Will Biden's Mask Mandate Make Life Easier for U.S. Airline Workers?


In a word, yes.

President Joseph Biden signed an executive order mandating the use of facial coverings on all public transportation, including aircraft, for the next 100 days. This order is in stark contrast to the Trump administration's Transportation Department, which demurred on a mandate and left the matter up to airlines to require and enforce.

The executive order, signed January 21, requires the Transportation Secretary to implement a mask rules, working with the heads of the FAA, Transportation Security Administration, and Department of Homeland Security. The order mandates the use of masks in airports, on commercial aircraft, and on all other forms of public transportation.

Unions representing airline employees welcomed the news. "We applaud [President Biden's] mask mandate for interstate travel/aviation," the Association of Flight Attendants said on Twitter. "It is fantastic to have this leadership we've been calling for a year."

Biden's Transportation Secretary nominee Pete Buttigieg stressed the importance of a mask mandate in his Senate confirmation hearing today. "Safety is the foundation of this department's mission," he said in his statement to the Senate Commerce Committee. "That takes on a new meaning in this pandemic."

"ALPA supports [President Biden's] call for a 100-day mask mandate for airline passengers," the Air Line Pilots Association (ALPA) said on Twitter. "Voluntary implementation leaves too much risk of Covid-19 exposure for frontline aviation workers."

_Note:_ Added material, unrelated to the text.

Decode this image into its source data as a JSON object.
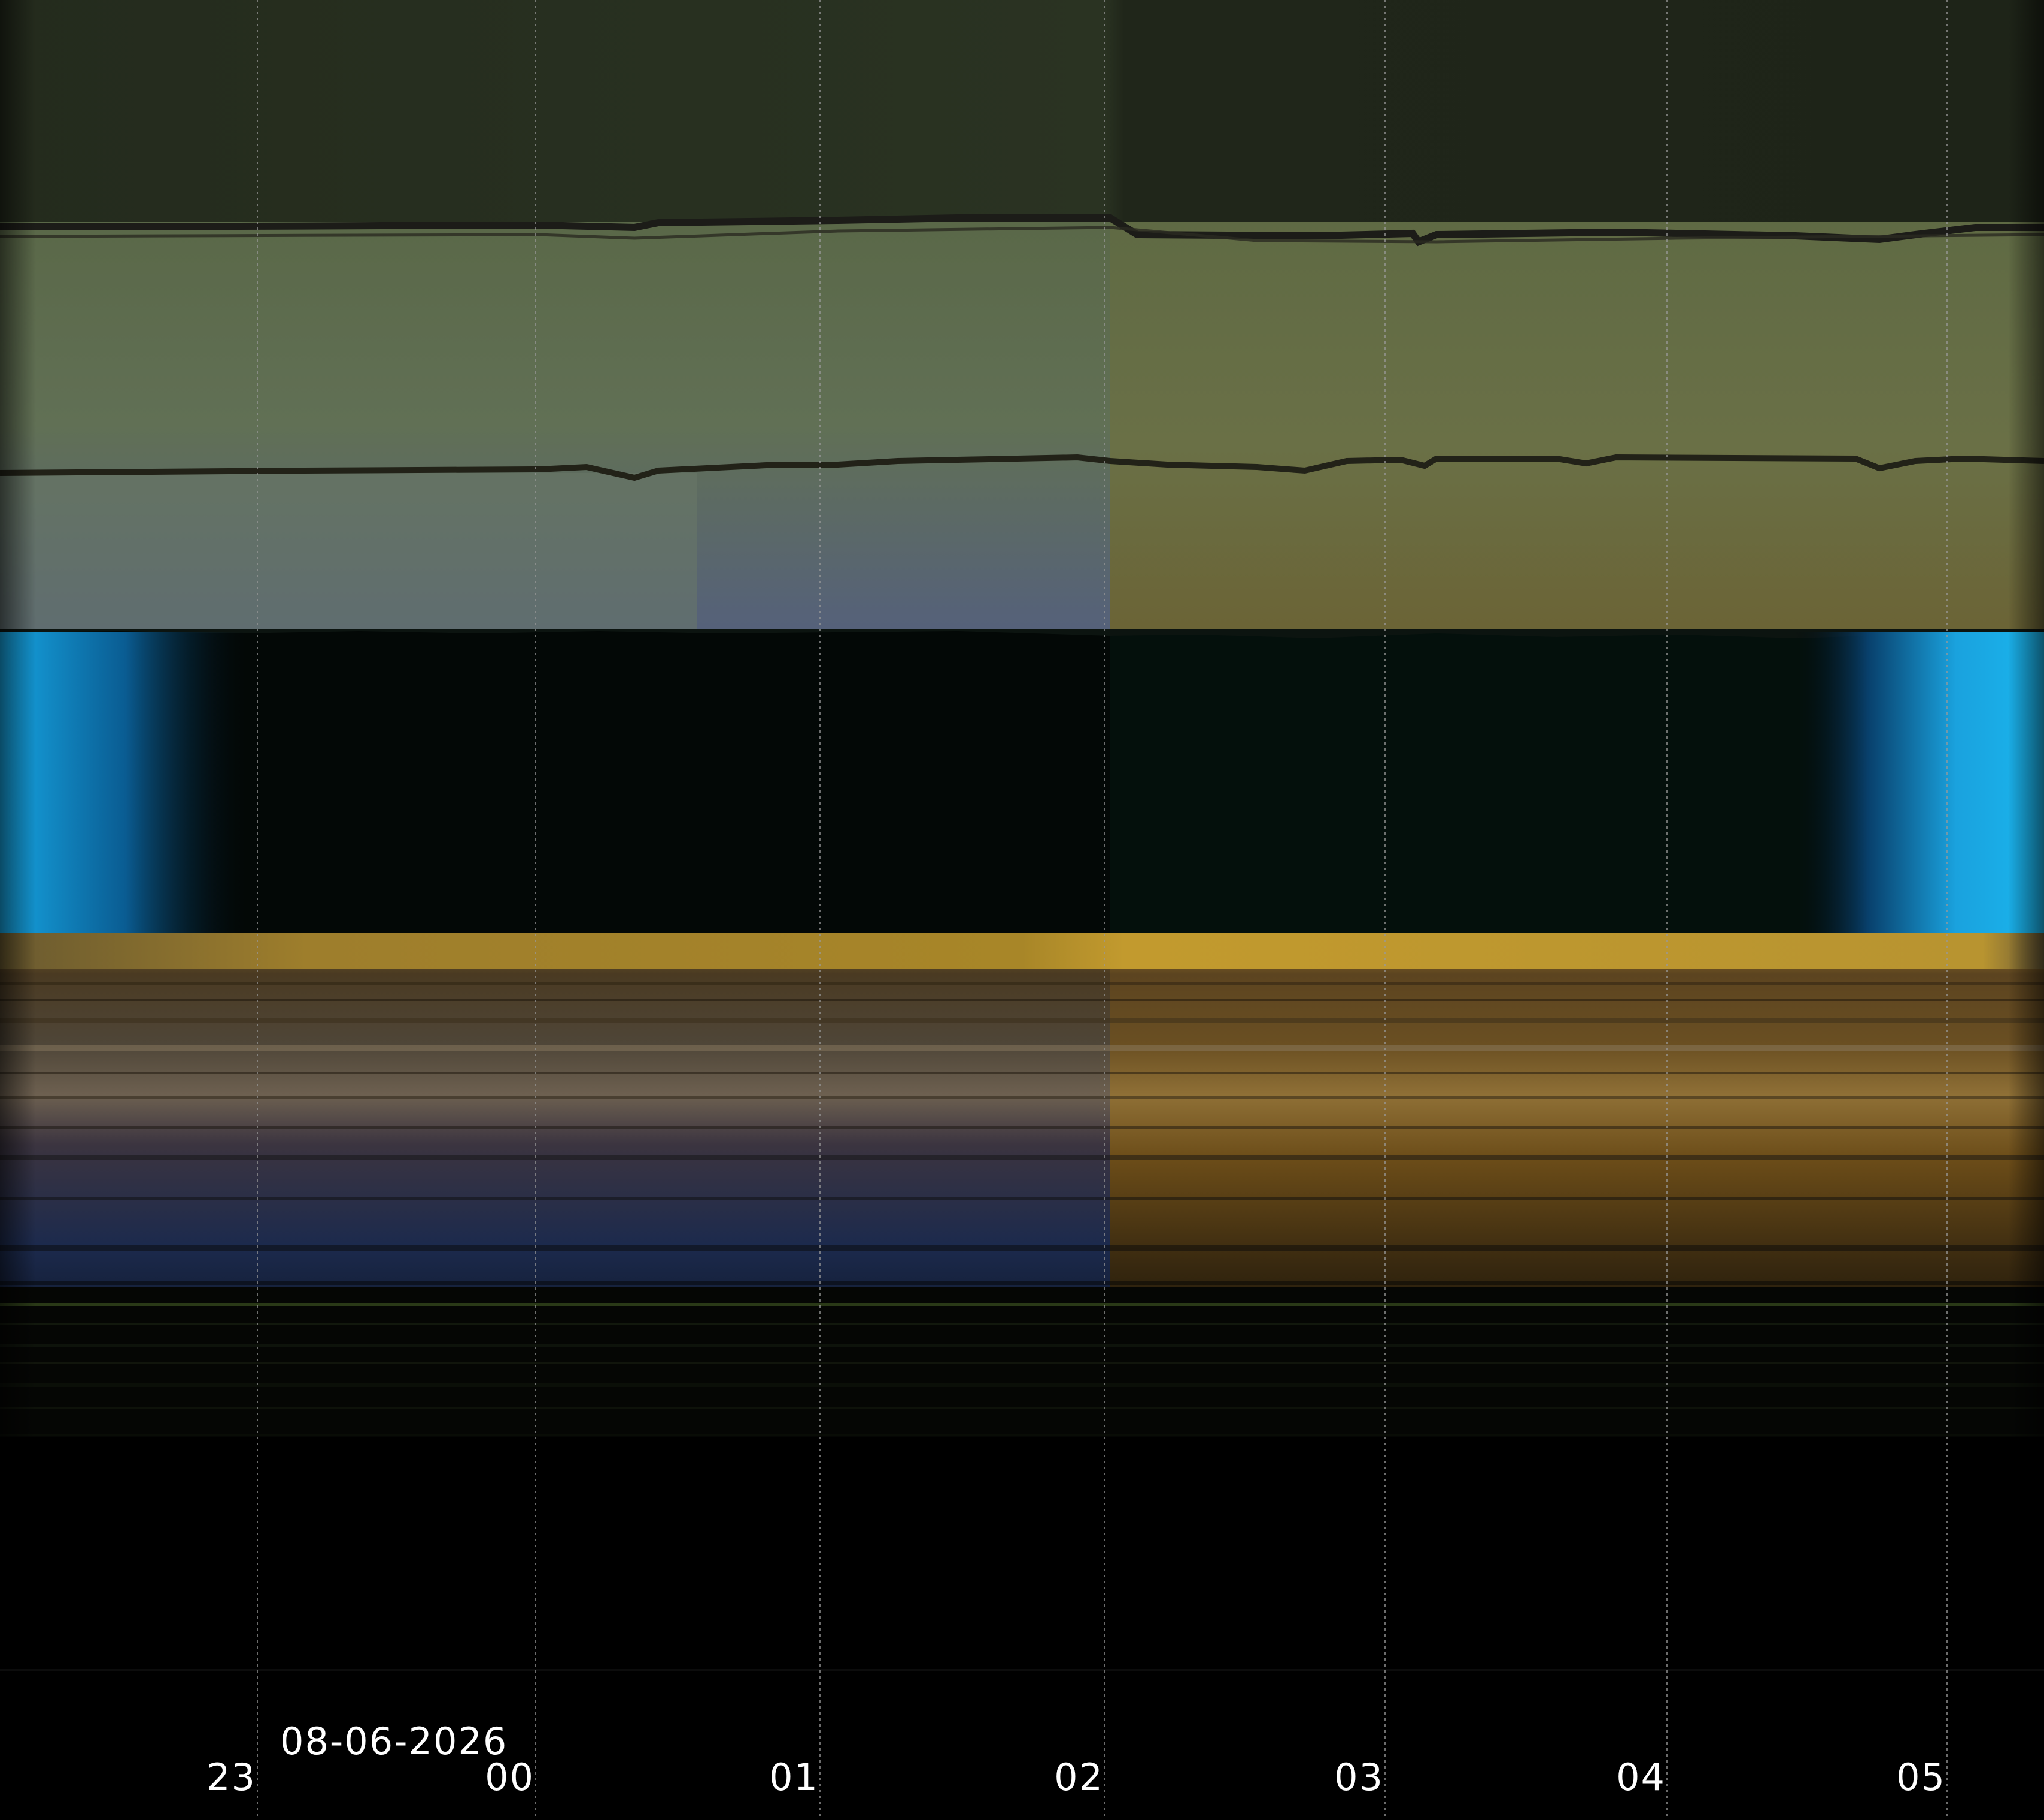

This is the crux of the problem. When the Centers for Disease Control and Protection (CDC) last year issued guidance that facial coverings can help slow the spread of Covid, airlines began requiring passengers to wear masks on board and in gate areas. Many airports quickly followed suit. But enforcement was left up to the airlines.

A union representative told Airline Weekly at the time, "It's like making us the police without the force of law." For other transgressions, such as disorderly conduct, airlines can call for law enforcement to meet the aircraft at the gate to arrest the offender. They did not have that recourse for mask scofflaws.

Enforcement was up to flight attendants and pilots. Viral videos have shown flight attendants begging passengers to don their masks. Other videos have shown passengers complaining while being forced to disembark for flouting airline mask rules.

Unions have said this could all be rectified with a mask mandate, laying out the requirements in black and white. But the Trump administration's Transportation Department remained deaf to their pleas.

Airlines did take matters into their own hands, adding hundreds of passengers to no-fly lists for not complying.

Note: This post has been updated to reflect that President Biden has signed the executive order and with information about the executive order, signed in the afternoon of January 21.